Alan Alan - 3 months ago 15
Python Question

Finding anchor tags within a table using selenium chromedriver

I am trying to build an application that automates the process of downloading several anime episodes and i am stuck. So far i've been able to locate the episode links using the following code:

def get_episodes(driver):
WebDriverWait(driver, 10).until(EC.presence_of_element_located((By.XPATH, "//a[contains(@title,'Episode')]")))
episodes = driver.find_elements_by_xpath("//a[contains(@title,'Episode')]")
del episodes[-1]
episodes = list(reversed(episodes))
return episodes


However recently i've found out that not every episode contains the word 'episode' in its link text. As such, i am trying to figure out another way to get every link to an episode. The basic structure of the page contains a table, and each link is located inside a
<td>
element.

I've thought of gathering all the td elements, and then getting their children (or should i say child) by using css selectors. Nevertheless, this won't work either because there are more
<td>
elements than those that meet the eye.

Here's an example page for reference. I am a noob as far as selenium is concerned, and thus not very familiar with its api, so i don't know exactly what i am looking for. Any suggestion is appreciated.

Answer

You're on the right track, but you may be over-thinking this a bit.
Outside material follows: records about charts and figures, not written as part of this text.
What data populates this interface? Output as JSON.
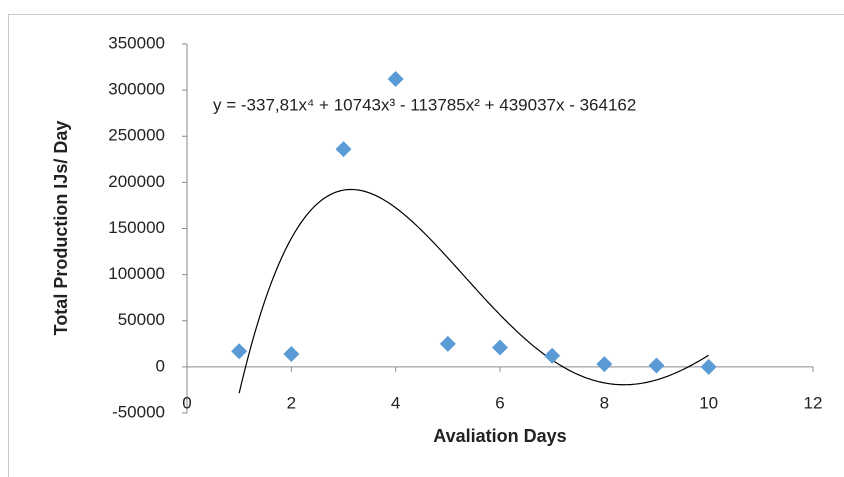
{
  "chart_data": {
    "type": "scatter",
    "x_label": "Avaliation Days",
    "y_label": "Total Production IJs/ Day",
    "x": [
      1,
      2,
      3,
      4,
      5,
      6,
      7,
      8,
      9,
      10
    ],
    "values": [
      17000,
      14000,
      236000,
      312000,
      25000,
      21000,
      12000,
      3000,
      1500,
      0
    ],
    "color": "#5b9bd5",
    "xlim": [
      0,
      12
    ],
    "xticks": [
      0,
      2,
      4,
      6,
      8,
      10,
      12
    ],
    "ylim": [
      -50000,
      350000
    ],
    "yticks": [
      -50000,
      0,
      50000,
      100000,
      150000,
      200000,
      250000,
      300000,
      350000
    ],
    "grid": false,
    "trendline": {
      "equation": "y = -337,81x⁴ + 10743x³ - 113785x² + 439037x - 364162",
      "coefficients": [
        -337.81,
        10743,
        -113785,
        439037,
        -364162
      ],
      "color": "#000000"
    }
  }
}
Why not just target the table that we know has the episodes, then use a list comprehension to grab all the episode links?

def get_episodes():
    episode_table = driver.find_element_by_class_name('listing')
    episode_links = [i.get_attribute('href') for i in episode_table.find_elements_by_tag_name('a')]
    print(episode_links)

    >>>['http://kissanime.to/Anime/Death-Note-Dub/Episode-037?id=97557', 'http://kissanime.to/Anime/Death-Note-Dub/Episode-036?id=97556', 'http://kissanime.to/Anime/Death-Note-Dub/Episode-035?id=97555', 'http://kissanime.to/Anime/Death-Note-Dub/Episode-034?id=97554',etc..]